Joe Cocker should be on top of the world. He has just been awarded an OBE for services to music, been inducted into the hall of fame in his home town of Sheffield and reached the end of a lengthy European tour. But rather than celebrating, he is battling to clear his throat. "We've done about 100 shows," he says apologetically. "That's why I sound a bit fried."
In truth, Cocker has sounded "a bit fried" for the past 45 years. Armed with a voice made up of ground glass and anguish, the gas pipe-fitter-turned-Woodstock icon has battled booze, drugs and failing fortunes to become arguably Britain's best white soul singer. He is also one of music's most intense characters. Though no longer wild-eyed and shaggy-haired, he still feels through the air with his fingers, mimicking the guitar part of Hitchcock Railway.
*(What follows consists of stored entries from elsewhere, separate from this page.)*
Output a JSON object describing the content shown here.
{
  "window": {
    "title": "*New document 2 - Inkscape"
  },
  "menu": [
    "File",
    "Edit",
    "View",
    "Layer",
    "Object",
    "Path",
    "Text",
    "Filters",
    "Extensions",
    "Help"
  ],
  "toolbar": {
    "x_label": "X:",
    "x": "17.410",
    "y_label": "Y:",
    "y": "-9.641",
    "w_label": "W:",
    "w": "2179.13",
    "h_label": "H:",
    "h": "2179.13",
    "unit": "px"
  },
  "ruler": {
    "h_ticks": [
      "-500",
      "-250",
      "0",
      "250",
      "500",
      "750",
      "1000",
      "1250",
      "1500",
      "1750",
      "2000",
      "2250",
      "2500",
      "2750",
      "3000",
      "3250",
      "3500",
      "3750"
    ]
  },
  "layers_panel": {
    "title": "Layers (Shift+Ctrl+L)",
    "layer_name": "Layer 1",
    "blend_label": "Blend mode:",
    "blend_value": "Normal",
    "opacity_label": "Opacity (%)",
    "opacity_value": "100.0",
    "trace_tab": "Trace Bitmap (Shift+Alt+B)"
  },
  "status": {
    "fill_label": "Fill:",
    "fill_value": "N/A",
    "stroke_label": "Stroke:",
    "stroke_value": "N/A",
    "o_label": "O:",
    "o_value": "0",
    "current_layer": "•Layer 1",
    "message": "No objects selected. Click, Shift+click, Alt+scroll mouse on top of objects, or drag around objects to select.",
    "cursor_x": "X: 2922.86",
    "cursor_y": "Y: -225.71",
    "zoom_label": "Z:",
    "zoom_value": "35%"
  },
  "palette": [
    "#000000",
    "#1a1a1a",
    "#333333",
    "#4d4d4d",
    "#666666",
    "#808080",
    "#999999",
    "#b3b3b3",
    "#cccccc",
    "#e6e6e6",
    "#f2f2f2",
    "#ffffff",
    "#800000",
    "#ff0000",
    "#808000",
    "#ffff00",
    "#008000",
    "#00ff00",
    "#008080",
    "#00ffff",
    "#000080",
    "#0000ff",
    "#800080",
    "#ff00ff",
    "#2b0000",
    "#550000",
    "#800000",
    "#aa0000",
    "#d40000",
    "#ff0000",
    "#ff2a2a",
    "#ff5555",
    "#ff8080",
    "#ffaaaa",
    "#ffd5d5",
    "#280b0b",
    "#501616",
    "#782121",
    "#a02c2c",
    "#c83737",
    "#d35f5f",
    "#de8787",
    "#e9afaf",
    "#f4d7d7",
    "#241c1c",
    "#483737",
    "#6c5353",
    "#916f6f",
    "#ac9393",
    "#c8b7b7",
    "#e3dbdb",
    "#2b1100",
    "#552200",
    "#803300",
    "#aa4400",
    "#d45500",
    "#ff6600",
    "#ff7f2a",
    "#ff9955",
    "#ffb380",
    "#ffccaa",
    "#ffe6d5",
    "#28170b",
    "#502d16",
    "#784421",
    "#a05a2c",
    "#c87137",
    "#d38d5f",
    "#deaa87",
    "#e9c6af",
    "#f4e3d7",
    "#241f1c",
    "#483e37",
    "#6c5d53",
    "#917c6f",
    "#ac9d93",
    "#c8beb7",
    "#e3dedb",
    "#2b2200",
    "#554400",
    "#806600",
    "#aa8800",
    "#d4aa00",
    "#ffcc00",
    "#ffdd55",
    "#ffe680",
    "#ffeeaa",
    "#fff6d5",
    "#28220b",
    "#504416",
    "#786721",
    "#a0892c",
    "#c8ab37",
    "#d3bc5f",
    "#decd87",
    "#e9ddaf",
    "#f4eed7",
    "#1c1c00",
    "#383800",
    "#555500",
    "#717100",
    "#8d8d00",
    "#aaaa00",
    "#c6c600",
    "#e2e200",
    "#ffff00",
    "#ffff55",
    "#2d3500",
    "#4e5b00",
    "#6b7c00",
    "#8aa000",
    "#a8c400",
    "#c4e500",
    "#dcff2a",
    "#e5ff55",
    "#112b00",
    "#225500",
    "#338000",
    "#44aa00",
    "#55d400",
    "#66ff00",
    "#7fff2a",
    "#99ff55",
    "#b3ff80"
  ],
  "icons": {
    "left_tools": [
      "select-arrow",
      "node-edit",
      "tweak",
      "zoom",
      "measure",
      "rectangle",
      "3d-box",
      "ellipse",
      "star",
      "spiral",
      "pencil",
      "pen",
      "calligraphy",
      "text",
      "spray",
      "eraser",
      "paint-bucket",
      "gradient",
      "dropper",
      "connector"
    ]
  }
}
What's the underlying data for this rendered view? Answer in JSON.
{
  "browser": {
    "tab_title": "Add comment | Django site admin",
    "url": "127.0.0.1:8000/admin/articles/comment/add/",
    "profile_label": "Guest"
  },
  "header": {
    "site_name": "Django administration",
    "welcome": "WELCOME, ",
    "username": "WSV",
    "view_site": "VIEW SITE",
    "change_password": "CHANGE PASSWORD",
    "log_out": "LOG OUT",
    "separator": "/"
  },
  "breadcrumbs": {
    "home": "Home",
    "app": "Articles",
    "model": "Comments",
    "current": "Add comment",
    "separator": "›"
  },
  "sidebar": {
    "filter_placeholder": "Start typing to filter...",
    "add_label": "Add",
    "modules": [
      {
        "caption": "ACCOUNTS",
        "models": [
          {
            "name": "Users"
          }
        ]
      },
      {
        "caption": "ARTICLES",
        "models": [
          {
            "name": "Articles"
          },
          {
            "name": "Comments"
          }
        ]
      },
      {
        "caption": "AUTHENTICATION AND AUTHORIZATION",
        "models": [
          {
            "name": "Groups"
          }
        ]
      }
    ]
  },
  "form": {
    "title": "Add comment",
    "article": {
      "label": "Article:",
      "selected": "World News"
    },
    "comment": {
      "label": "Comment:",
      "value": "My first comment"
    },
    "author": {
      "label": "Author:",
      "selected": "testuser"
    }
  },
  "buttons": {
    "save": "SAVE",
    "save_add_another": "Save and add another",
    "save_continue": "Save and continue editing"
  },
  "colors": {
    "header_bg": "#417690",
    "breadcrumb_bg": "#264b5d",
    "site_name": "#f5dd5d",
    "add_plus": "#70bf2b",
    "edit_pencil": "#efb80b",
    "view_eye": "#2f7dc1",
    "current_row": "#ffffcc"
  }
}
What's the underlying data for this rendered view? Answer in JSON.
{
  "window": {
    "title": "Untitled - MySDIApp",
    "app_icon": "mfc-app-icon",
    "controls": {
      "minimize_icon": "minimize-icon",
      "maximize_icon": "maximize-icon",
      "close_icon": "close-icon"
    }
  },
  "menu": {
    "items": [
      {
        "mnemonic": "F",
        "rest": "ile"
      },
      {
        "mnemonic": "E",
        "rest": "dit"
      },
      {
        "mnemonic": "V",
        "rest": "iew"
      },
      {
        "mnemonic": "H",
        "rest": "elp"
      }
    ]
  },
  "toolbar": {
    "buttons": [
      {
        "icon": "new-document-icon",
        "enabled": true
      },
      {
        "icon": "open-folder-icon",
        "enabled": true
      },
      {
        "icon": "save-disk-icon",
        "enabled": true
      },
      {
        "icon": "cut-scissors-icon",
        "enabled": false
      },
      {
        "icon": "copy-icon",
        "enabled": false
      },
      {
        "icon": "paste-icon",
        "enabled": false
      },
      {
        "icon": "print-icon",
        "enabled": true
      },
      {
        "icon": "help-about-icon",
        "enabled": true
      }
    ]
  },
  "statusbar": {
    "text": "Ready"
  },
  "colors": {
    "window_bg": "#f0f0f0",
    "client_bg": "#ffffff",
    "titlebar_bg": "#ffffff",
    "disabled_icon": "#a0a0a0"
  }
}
Accompanied by an eight-piece band including piano, Hammond organ, saxophone and two rock-chick backing singers, Cocker does what he has always done best - dismantling other people's songs and sticking them back together with his own brand of raw soul. He gives the Box Tops' The Letter a new urgency, turns You Can Leave Your Hat On from barely blush-worthy to raunchy, and predictably raises the roof with his first hit, With a Little Help from My Friends, while images of Cocker as a grizzled young man flicker on chapel window-style big screens behind him.
His softer songs, however, give his guttural roar a much-needed break. Hymn for My Soul, the title track of his latest album, together with You Are So Beautiful and the Oscar-winning Up Where We Belong have a quiet strength that suits the mellowing 62-year-old. But that old fire still burns in Cocker and after two encores, he is jumping up and down - not fried, but wired on his own achievements.